30.08.2016 10:05
Quelle: schweizerbauer.ch - Esther Schneiter
Blog
Alpblog: „Du Chef, das närvt mi itz de bau!“
Esther Schneiter bloggt wieder. Im Winter 2014-2015 bloggte sie - noch unter ihrem ledigen Namen Siegenthaler - von Neuseeland aus. Letzten Sommer bloggte sie über den Alpsommer in Meienfall im Diemtigtal BE. Nach ihrer Heirat ist sie diesen Sommer mit ihrem Mann auf der Alp Fiedersegg in Horrenbach BE.

Am 22. August hiess es für die zehn laktierenden Kühe und einem trächtigen Rind Abschied nehmen. Bereits nach dem Melken, als wir sie aussortierten, wollte Delta nicht mitgehen. Beim Hinuntertreiben zum Parkplatz, wo der Traktor mit dem Viehtransporter parkiert war, gab es echten Widerstand von den älteren Kühen.

Sie hielten uns auf Trab und wollten immer wieder hoch zum Stall. Töbu meinte, dass dies bei schönem Wetter normal sei. Bei Regen würden die Kühe jeweils lieber in den Talbetrieb gehen.

Beim Transport ging alles gut

Mitten im Steilhang ist das eiserne Gatter, welches die March zwischen dem hinteren Zugschwand und der Fiedersegg bildet. Kaum hatten wir das Gatter passiert, trotteten die Kühe gehorsam runter. Auch das Verladen in die Viehbänne sowie der Transport, wie mussten zwei Mal fahren, verlief problemlos.
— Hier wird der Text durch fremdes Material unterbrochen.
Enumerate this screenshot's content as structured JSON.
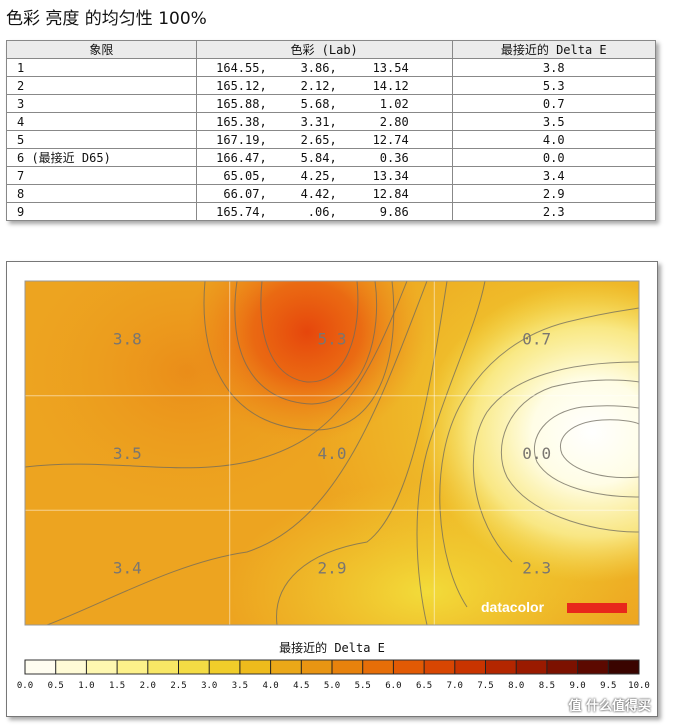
{
  "title": "色彩 亮度 的均匀性 100%",
  "table": {
    "headers": [
      "象限",
      "色彩 (Lab)",
      "最接近的 Delta E"
    ],
    "rows": [
      {
        "region": "1",
        "L": "164.55,",
        "a": "3.86,",
        "b": "13.54",
        "delta_e": "3.8"
      },
      {
        "region": "2",
        "L": "165.12,",
        "a": "2.12,",
        "b": "14.12",
        "delta_e": "5.3"
      },
      {
        "region": "3",
        "L": "165.88,",
        "a": "5.68,",
        "b": "1.02",
        "delta_e": "0.7"
      },
      {
        "region": "4",
        "L": "165.38,",
        "a": "3.31,",
        "b": "2.80",
        "delta_e": "3.5"
      },
      {
        "region": "5",
        "L": "167.19,",
        "a": "2.65,",
        "b": "12.74",
        "delta_e": "4.0"
      },
      {
        "region": "6 (最接近 D65)",
        "L": "166.47,",
        "a": "5.84,",
        "b": "0.36",
        "delta_e": "0.0"
      },
      {
        "region": "7",
        "L": "65.05,",
        "a": "4.25,",
        "b": "13.34",
        "delta_e": "3.4"
      },
      {
        "region": "8",
        "L": "66.07,",
        "a": "4.42,",
        "b": "12.84",
        "delta_e": "2.9"
      },
      {
        "region": "9",
        "L": "165.74,",
        "a": ".06,",
        "b": "9.86",
        "delta_e": "2.3"
      }
    ]
  },
  "chart_data": {
    "type": "heatmap",
    "grid": {
      "rows": 3,
      "cols": 3
    },
    "values": [
      [
        3.8,
        5.3,
        0.7
      ],
      [
        3.5,
        4.0,
        0.0
      ],
      [
        3.4,
        2.9,
        2.3
      ]
    ],
    "value_labels": [
      [
        "3.8",
        "5.3",
        "0.7"
      ],
      [
        "3.5",
        "4.0",
        "0.0"
      ],
      [
        "3.4",
        "2.9",
        "2.3"
      ]
    ],
    "colorbar": {
      "title": "最接近的 Delta E",
      "range": [
        0,
        10
      ],
      "ticks": [
        "0.0",
        "0.5",
        "1.0",
        "1.5",
        "2.0",
        "2.5",
        "3.0",
        "3.5",
        "4.0",
        "4.5",
        "5.0",
        "5.5",
        "6.0",
        "6.5",
        "7.0",
        "7.5",
        "8.0",
        "8.5",
        "9.0",
        "9.5",
        "10.0"
      ],
      "colors": [
        "#fffdf0",
        "#fffbd6",
        "#fef7b0",
        "#fdf18a",
        "#f8e765",
        "#f4dc44",
        "#f0cd2a",
        "#eebb1c",
        "#eba818",
        "#e99512",
        "#e8820c",
        "#e66e08",
        "#e25a04",
        "#d84602",
        "#c93400",
        "#b32600",
        "#9a1a00",
        "#7c1100",
        "#5c0900",
        "#3a0400"
      ]
    },
    "brand": "datacolor",
    "brand_bar_color": "#e8271b"
  },
  "watermark": "值 什么值得买"
}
Am Abend holten wir die Hühner und Kälber nach Fahrni. Wir sind froh, dass die Tiere nach einem guten Sommer gesund wieder auf dem Talbetrieb angekommen sind.

Erstes Kalb der Saison

In der Nacht auf Freitag kalbte das Rind, welches wir mit den Kühen nach Fahrni transportierten. Ein wunderschönes Kuhkalb erblickte das Licht der Welt. So startet man gerne in die Kälbersaison. Bis zum Neujahr erwarten wir 18 weitere Kälber. Hoffentlich sind alle so munter wie Katja.
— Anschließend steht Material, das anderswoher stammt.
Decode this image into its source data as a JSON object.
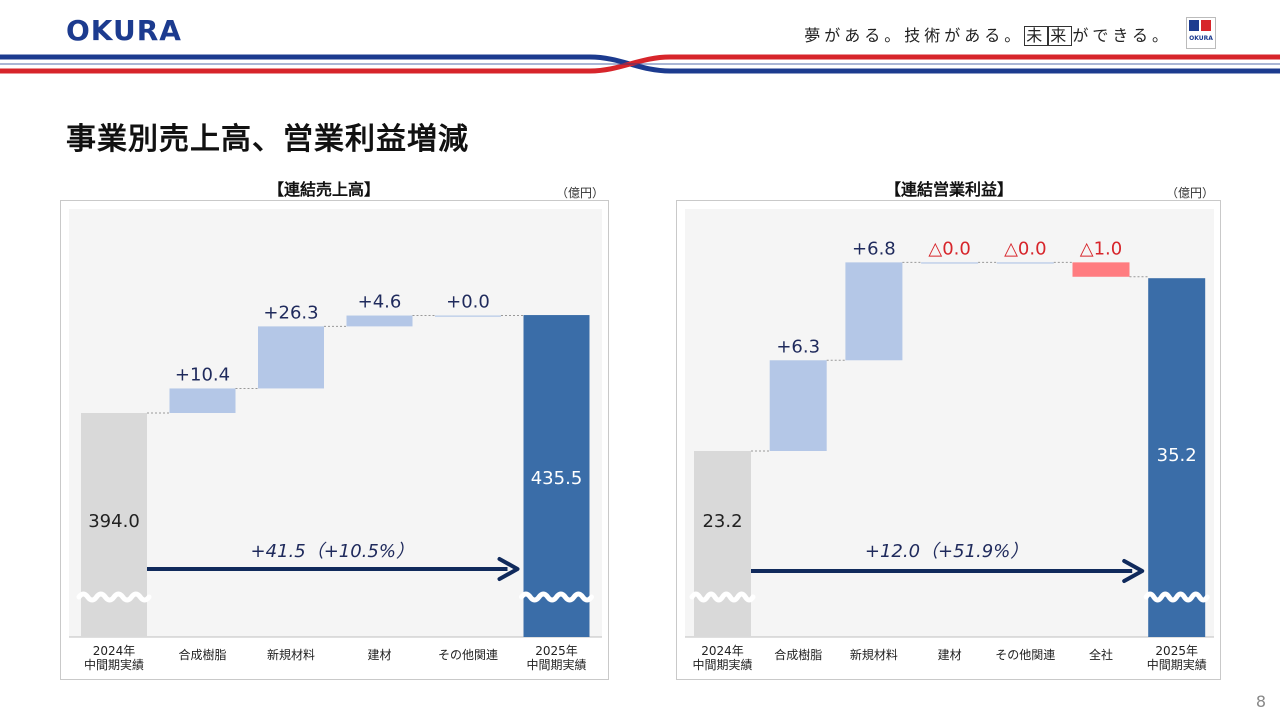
{
  "header": {
    "logo_text": "OKURA",
    "tagline_prefix": "夢がある。技術がある。",
    "tagline_box1": "未",
    "tagline_box2": "来",
    "tagline_suffix": "ができる。",
    "corner_logo_text": "OKURA"
  },
  "page_title": "事業別売上高、営業利益増減",
  "page_number": "8",
  "colors": {
    "start_bar": "#d9d9d9",
    "increase_bar": "#b4c7e7",
    "decrease_bar": "#ff7c80",
    "end_bar": "#3a6da8",
    "arrow": "#102a5c",
    "label_navy": "#1f2a5c",
    "label_red": "#d7252b",
    "brand_blue": "#1c3b8f",
    "brand_red": "#d7252b"
  },
  "chart_data": [
    {
      "type": "bar",
      "subtype": "waterfall",
      "title": "【連結売上高】",
      "unit": "（億円）",
      "categories": [
        [
          "2024年",
          "中間期実績"
        ],
        [
          "合成樹脂"
        ],
        [
          "新規材料"
        ],
        [
          "建材"
        ],
        [
          "その他関連"
        ],
        [
          "2025年",
          "中間期実績"
        ]
      ],
      "values": [
        394.0,
        10.4,
        26.3,
        4.6,
        0.0,
        435.5
      ],
      "kinds": [
        "total",
        "delta",
        "delta",
        "delta",
        "delta",
        "total"
      ],
      "value_labels": [
        "394.0",
        "+10.4",
        "+26.3",
        "+4.6",
        "+0.0",
        "435.5"
      ],
      "axis_break": true,
      "change_label": "+41.5（+10.5%）"
    },
    {
      "type": "bar",
      "subtype": "waterfall",
      "title": "【連結営業利益】",
      "unit": "（億円）",
      "categories": [
        [
          "2024年",
          "中間期実績"
        ],
        [
          "合成樹脂"
        ],
        [
          "新規材料"
        ],
        [
          "建材"
        ],
        [
          "その他関連"
        ],
        [
          "全社"
        ],
        [
          "2025年",
          "中間期実績"
        ]
      ],
      "values": [
        23.2,
        6.3,
        6.8,
        0.0,
        0.0,
        -1.0,
        35.2
      ],
      "kinds": [
        "total",
        "delta",
        "delta",
        "delta",
        "delta",
        "delta",
        "total"
      ],
      "value_labels": [
        "23.2",
        "+6.3",
        "+6.8",
        "△0.0",
        "△0.0",
        "△1.0",
        "35.2"
      ],
      "axis_break": true,
      "change_label": "+12.0（+51.9%）"
    }
  ]
}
Ferienkinder übers Wochenende

Übers Wochenende durfte ich drei Kinder meiner Cousine hüten. Sie haben das Kälbchen Katja getauft. In diesem Jahr werden alle Kuhkälber mit dem Anfangsbuchstaben K getauft. Langsam geht unsere Fantasie mit schönen Kuhnamen dem Ende zu, die Mithilfe der Kinder ist daher sehr willkommen.

Umbauarbeiten

Den ganzen Samstag verbrachten wir mit hämmern, schaufeln und pickeln. Corinne, die Mutter von Töbu und ihr Mann, Thomas, halfen uns wieder bei den Umbauarbeiten fürs Badezimmer. Im Kälberstall war ein alter, morscher und kaputter Bretterboden zu entfernen. Unter diesem Boden kamen zweiter, dritter und sogar noch ein vierter Boden hervor.

Die Generationen zuvor haben bei der Reparatur der defekten Bretter immer eine neue Lage darüber genagelt. Nun musste dieser „Vierfachboden“ raus, so dass der Schutt von der Küche Platz findet und wir ihn später betonieren können.

Kinder helfen mit

Die Kinder spielen teilweise „Rössli“ oder „Chueli“ im leeren Kuhstall oder halfen bei den Bauarbeiten mit. Thomas versetzte die Türe und musste hierzu die Balken neu abstützen und somit viele Nägel einschlagen. Dem kleinen Rino, er ist drei Jahre alt, war der Lärm zu viel. So stand er breitbeinig vor Thomas hin und sagte: „Du Chef, das närvt mi itz de bau!“ Unsere Reaktion muss ich wohl nicht beschreiben.

Abkühlung an der Zulg

Anfang Sommer habe ich Töbu mal gesagt, dass ich keine zweite so arbeitsintensive Woche überstehe, wie es die letzte gewesen wäre. Seither ist es meist noch intensiver geworden. So auch vergangene Woche. Kühe zügeln, ein weiteres Mal Futter für den Winter konservieren, unterrichten, unser „Hochzeitsfest“ vorbereiten, umbauen, und, und, und…

Momentan läuft unglaublich viel. Das meiste davon ist eine Bereicherung. Diese Erfahrungen bringen uns weiter und lässt uns effizienter werden. Dennoch geniessen wir es, wenn es zwischendurch etwas ruhiger wird. Wie beispielsweise am Sonntag. Wir haben an der Zulg mit den Kindern ein Feuer gemacht, Cervelats gebrätelt, Staumauern gebaut, gebadet und einfach das herrliche Wetter, die Ruhe und die Zufriedenheit genossen.